The AI Act, GDPR, AI treaty and other regulation could hinder the development of artificial intelligence (AI) and automated decision-making, Sir Geoffrey Vos, the Master of the Rolls, has warned
Giving a speech to the Irish Law Society Industry Event last week, Sir Geoffrey said that, as technology advances, it is important ‘not to impede its beneficial adoption by premature regulation, before the dangers posed by those technologies are clearly understood’.
The EU’s Artificial Intelligence Act partially came into force in August. The UK, EU, USA and others have signed the Council of Europe’s Treaty on AI, human rights, democracy and the rule of law.
Sir Geoffrey highlighted two ‘nerdy’ but ‘serious problems’—Art 22 of the GDPR, and the question of whether the owners of data used to train AI tools retain residual rights once the machine is in the public domain.
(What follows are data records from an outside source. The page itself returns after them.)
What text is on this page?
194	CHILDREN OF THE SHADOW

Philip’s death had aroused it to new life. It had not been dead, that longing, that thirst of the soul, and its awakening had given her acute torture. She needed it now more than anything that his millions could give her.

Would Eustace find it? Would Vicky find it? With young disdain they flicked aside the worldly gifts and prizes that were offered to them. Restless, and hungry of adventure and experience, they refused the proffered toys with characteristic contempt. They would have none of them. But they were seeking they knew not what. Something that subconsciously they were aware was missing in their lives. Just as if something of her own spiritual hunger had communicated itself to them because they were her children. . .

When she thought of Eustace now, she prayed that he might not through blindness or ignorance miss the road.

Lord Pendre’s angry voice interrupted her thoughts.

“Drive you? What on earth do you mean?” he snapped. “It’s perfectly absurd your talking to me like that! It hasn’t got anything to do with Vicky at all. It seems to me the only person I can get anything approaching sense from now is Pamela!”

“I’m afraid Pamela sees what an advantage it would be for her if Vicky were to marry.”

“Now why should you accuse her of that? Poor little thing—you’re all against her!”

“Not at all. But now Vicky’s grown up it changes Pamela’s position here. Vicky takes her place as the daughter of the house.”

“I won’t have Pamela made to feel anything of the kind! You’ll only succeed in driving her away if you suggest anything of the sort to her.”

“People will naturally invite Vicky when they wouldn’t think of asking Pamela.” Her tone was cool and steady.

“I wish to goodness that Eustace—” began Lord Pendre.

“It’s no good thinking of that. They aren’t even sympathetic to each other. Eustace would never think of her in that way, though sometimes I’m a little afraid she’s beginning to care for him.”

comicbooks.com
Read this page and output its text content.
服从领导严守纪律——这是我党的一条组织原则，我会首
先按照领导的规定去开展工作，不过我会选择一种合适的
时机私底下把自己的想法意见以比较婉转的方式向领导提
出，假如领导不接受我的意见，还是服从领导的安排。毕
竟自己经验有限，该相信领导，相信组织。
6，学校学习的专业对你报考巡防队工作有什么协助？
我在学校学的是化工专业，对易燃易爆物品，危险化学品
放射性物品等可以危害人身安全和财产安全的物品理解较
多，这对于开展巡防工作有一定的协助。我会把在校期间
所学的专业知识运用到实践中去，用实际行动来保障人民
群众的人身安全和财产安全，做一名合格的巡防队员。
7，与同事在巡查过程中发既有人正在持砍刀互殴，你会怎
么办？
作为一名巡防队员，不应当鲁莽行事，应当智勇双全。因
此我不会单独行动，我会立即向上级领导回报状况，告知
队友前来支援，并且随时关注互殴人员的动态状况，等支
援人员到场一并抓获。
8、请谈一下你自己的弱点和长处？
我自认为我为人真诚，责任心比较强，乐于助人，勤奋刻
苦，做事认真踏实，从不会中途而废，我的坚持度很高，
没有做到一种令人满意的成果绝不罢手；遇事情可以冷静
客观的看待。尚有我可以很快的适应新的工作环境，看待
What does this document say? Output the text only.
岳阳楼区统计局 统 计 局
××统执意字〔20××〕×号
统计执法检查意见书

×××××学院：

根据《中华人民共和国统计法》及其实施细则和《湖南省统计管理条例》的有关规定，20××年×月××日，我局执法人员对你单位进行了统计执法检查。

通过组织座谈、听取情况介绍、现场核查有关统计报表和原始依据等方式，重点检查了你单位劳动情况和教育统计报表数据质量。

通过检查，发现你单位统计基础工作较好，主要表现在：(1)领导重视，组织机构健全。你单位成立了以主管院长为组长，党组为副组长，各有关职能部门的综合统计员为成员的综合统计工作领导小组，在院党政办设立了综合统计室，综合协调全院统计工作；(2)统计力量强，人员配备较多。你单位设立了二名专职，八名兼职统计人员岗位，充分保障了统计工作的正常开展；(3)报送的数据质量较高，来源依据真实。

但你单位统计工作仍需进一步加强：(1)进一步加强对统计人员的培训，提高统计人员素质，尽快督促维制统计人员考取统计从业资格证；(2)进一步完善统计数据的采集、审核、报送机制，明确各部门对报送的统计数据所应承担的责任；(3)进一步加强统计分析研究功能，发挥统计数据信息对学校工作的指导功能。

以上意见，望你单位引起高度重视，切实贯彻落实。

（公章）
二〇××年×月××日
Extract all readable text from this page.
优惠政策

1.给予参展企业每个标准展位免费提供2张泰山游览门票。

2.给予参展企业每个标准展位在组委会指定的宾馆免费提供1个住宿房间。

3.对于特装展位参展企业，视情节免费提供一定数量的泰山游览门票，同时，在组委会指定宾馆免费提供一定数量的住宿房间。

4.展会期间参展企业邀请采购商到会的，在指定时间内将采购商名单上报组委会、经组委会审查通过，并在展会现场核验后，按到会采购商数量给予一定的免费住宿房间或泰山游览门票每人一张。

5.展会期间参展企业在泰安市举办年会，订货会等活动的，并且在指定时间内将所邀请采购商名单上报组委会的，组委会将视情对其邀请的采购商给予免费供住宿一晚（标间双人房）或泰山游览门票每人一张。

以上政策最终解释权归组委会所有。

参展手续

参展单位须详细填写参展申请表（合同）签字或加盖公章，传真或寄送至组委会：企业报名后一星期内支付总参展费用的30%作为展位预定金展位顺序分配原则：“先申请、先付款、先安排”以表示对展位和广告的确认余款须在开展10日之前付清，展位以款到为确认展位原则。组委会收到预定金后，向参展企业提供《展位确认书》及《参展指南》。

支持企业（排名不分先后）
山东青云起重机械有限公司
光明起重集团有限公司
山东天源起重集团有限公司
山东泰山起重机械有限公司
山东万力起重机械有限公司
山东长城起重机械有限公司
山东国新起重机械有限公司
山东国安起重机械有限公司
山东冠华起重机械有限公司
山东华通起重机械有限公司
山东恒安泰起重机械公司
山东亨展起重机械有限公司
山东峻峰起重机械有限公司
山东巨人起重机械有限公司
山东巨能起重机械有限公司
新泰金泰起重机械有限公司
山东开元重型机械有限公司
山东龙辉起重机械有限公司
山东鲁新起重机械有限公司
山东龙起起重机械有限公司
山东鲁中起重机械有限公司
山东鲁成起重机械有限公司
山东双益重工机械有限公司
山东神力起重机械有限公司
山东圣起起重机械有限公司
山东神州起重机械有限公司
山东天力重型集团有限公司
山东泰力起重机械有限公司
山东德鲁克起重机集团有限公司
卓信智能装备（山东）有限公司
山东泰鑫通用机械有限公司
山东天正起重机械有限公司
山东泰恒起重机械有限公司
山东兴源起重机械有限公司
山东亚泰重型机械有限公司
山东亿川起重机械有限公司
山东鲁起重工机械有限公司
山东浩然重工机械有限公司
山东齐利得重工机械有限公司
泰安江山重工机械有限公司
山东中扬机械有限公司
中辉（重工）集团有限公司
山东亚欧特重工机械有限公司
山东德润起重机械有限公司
Article 22 protects the data subject’s right not to be subject to a decision based solely on automated processing, including profiling.
Sir Geoffrey said: ‘We may, I suppose, end up with a situation in which local authorities, Amazon and government pension authorities ask customers to consent to automated decision-making every time they contact you, just as we are asked 20 times a day to consent to cookies or additional cookies.’
Article 22 would also have repercussions if AI were to be used in judicial processes, he said, and ‘if AI were ever to be used in judicial decision-making, an automated decision could arguably not be effective’.
Issues over residual rights, such as licensing rights, in data used to train AI are likely to be ‘the subject of significant litigation in the future’, Sir Geoffrey predicted. He referred to a current dispute between Getty Images and Stability AI.
Sir Geoffrey said both problems were ‘created in part at least by regulation getting ahead of private law’.